Posted to user@hive.apache.org by Mike Stec <mi...@actionx.com> on 2014/02/28 20:05:46 UTC

Loading and partitioning data when root partition value is variable

Hi,

I’m using Hive 0.11 on EMR to join data from S3 and write the joined data back to it. The join working fine but I have an issue with the directory structure of the input data. The input directories are structured like:

s3://bucket/input_data/id=$ID/tblname=$TBL/dt=DT/hr=$HR

This is a pretty standard use case for partitioning but the issue is that I want to load in the data for all IDs but only some of the subdirectories for an ID, i.e.

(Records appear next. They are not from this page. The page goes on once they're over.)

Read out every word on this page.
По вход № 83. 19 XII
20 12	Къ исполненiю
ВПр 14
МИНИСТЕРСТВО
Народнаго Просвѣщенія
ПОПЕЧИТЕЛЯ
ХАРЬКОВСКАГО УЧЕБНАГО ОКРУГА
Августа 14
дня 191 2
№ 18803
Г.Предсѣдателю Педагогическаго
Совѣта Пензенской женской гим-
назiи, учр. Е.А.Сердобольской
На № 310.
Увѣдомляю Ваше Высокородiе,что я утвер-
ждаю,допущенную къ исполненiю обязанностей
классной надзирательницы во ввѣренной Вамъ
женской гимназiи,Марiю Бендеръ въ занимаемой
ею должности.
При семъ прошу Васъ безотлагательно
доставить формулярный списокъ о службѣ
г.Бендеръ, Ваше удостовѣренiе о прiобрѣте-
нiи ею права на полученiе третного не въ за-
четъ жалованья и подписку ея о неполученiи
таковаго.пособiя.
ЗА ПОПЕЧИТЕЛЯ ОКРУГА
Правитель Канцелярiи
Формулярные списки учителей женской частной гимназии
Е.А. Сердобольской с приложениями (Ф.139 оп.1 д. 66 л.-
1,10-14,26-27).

s3://bucket/input_data/id=1/tblname=table/dt=2014-02-28/hr=12
s3://bucket/input_data/id=2/tblname=table/dt=2014-02-28/hr=12
s3://bucket/input_data/id=3/tblname=table/dt=2014-02-28/hr=12
s3://bucket/input_data/id=4/tblname=table/dt=2014-02-28/hr=12

and so on. 

I know that I can’t use dynamic partitioning in this case because according to the Hive documentation you can’t do:

INSERT OVERWRITE TABLE table PARTITION(id, tblname=“table”, dt='2014-02-28', hr=12)

And if I have PARTITIONED BY (token STRING, tbl STRING, dt STRING, hr INT) in my CREATE TABLE statement and do:

ALTER TABLE table ADD PARTITION (tblname=“table”, dt=“2014-02-28”, hr=12)

I get a SemanticException error that says, "Invalid partition spec specified table is partitioned but partition spec is not specified or does not fully match table partitioning”

Is there a way to deal with this problem in Hive itself or will I have to use a script or something else in conjunction with Hive to get around this?